Here's the Sun's account:

Jessica Schafer, a spokeswoman for the National Telecommunications and Information Administration, said there were more than 1,800 applications, but just 58 awards in the first round. Another $2.6 billion is up for grabs in the second round, she said. A separate group of rural counties called the Maryland Broadband Co-op also failed to get any of the money in round one.

Ulman said his staff was taken aback since commerce officials called and e-mailed daily for more information or clarification of various points. The letter from Anthony G. Wilhelm, director of broadband technology, said the Central Maryland group reached the final stage in the awards.

Warnings Issued In Halloween Shooting

The Sun reports that the owners of the house where a young man was killed and another injured during a Halloween party last year have finally been warned.

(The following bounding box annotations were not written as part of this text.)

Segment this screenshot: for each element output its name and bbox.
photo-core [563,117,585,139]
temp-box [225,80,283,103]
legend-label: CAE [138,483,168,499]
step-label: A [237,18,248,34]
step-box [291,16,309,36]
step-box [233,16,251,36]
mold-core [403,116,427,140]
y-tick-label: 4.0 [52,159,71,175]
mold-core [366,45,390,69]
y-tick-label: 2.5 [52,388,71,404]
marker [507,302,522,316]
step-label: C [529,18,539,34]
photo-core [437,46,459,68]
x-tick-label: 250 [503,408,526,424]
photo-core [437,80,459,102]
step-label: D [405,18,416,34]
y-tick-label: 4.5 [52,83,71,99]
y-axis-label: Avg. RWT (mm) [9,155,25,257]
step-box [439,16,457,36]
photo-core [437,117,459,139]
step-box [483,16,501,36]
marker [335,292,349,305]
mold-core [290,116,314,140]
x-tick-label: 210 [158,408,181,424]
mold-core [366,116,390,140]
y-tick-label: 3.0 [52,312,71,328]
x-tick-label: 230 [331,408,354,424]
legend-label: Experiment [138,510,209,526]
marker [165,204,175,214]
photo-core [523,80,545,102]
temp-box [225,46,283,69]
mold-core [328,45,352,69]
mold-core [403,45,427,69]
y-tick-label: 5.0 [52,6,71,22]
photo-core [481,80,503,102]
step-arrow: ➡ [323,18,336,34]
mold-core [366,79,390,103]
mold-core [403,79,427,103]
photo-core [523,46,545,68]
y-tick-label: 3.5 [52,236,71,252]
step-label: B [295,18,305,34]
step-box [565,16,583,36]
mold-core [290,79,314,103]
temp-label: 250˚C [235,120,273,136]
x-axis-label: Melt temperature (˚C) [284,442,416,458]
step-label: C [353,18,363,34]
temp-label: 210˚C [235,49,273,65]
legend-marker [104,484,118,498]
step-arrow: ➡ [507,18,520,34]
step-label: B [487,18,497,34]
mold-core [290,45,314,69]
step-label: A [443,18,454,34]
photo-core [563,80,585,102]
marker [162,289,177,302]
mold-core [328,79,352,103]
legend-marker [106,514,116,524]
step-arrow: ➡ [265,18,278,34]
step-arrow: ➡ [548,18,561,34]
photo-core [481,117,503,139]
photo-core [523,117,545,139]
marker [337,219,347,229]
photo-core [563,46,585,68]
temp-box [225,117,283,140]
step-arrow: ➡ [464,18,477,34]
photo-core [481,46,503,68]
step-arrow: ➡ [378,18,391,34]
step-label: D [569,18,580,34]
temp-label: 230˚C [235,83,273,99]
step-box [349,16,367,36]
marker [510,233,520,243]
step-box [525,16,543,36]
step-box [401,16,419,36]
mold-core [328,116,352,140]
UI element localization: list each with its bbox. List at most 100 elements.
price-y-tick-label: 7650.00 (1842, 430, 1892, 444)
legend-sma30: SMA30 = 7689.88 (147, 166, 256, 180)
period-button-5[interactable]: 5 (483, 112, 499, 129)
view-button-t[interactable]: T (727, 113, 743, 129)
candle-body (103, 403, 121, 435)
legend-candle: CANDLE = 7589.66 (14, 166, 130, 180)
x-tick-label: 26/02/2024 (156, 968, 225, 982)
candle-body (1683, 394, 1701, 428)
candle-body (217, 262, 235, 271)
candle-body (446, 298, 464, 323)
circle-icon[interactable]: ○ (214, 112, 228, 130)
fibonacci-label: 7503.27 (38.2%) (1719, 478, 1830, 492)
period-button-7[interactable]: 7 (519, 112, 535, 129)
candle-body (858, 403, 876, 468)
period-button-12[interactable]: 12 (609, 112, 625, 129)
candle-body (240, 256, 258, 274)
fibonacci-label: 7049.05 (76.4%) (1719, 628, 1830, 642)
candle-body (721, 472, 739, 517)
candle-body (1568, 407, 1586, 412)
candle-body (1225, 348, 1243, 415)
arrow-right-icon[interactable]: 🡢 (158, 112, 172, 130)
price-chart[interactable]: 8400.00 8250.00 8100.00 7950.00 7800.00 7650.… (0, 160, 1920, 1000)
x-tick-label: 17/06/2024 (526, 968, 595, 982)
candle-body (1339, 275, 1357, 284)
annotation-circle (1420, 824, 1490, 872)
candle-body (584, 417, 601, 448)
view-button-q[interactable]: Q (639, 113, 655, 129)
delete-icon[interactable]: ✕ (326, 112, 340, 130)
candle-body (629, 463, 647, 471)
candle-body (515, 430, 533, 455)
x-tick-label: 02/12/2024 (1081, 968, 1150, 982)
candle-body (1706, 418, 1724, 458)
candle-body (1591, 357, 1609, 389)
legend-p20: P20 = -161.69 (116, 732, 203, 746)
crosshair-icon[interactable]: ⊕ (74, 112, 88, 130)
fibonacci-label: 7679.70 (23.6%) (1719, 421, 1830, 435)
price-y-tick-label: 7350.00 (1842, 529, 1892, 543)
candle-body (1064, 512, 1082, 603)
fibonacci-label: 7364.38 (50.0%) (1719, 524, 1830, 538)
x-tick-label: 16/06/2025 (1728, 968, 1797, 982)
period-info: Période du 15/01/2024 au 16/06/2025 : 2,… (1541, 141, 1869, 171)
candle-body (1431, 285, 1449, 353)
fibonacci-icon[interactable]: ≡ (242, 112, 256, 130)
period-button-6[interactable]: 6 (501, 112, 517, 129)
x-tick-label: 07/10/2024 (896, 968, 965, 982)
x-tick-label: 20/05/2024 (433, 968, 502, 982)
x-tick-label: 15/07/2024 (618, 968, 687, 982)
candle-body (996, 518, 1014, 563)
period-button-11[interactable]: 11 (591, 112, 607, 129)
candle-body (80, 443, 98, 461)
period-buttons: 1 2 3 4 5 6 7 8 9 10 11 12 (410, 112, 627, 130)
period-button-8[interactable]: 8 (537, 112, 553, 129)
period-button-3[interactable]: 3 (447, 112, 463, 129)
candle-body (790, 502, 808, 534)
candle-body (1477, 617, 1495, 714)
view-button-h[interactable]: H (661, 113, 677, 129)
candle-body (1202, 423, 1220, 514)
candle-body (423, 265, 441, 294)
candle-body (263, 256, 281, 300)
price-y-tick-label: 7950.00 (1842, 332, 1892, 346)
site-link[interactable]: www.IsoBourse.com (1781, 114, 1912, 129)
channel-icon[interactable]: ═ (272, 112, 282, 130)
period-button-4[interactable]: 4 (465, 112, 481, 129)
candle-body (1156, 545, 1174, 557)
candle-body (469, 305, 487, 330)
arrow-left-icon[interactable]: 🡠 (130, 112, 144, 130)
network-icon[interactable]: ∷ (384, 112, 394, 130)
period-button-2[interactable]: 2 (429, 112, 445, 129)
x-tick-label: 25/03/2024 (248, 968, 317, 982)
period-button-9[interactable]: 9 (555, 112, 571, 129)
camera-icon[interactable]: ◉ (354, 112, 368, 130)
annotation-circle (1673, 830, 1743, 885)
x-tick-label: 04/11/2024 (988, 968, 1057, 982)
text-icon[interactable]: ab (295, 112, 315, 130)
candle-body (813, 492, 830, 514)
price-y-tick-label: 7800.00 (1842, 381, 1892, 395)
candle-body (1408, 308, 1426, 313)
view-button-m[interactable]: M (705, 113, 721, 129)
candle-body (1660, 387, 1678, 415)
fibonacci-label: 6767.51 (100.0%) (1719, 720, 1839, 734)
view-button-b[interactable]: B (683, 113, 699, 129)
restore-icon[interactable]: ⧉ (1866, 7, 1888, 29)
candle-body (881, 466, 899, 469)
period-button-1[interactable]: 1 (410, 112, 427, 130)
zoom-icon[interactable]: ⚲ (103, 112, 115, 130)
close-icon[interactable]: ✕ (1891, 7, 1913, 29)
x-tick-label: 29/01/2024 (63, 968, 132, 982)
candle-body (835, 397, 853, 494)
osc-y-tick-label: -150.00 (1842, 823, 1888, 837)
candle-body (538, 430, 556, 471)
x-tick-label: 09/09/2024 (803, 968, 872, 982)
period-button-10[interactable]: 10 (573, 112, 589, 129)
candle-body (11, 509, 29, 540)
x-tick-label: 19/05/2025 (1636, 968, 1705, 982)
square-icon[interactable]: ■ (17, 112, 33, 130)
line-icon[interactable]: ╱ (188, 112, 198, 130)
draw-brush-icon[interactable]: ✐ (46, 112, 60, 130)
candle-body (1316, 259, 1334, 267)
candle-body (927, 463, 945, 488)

This after the paper reported that: Police said they had been called to the 11501 Manorstone Lane residence 13 times since the beginning of 2008 — including an earlier party there, in June, at which shots also were fired.
The notices and letters included the following:

• The Howard County Department of Inspections, Licenses and Permits wrote in a letter to the homeowners that they had violated the county building code by hosting “parties open to the general public,” such as “nightclubs and dance halls” do. Since the home is zoned for residential use, the homeowners would need to apply for a permit to change its zoning to “assembly use,” wrote department director Robert Frances.

If the homeowners host parties there in the future, county officials will “immediately post the structure as unsafe, vacate the premises and issue a civil citation,” Frances wrote. Civil citations can result in fines of up to $500 per day, he added.

• The Howard County Department of Planning and Zoning ordered the homeowners to “cease use of the property as a commercial nightclub/dance hall” or face fines of up to $500, court injunctions or other penalties.

• The county Fire Department charged that the homeowners created a “hazardous condition” when they held the alleged party and could face fines of up to $500 if they hold such events in the future.

• The Health Department wrote in a letter to the homeowners that they had violated the county health code by serving food at a “public event” without consulting health officials and that they must not hold any future parties without doing so.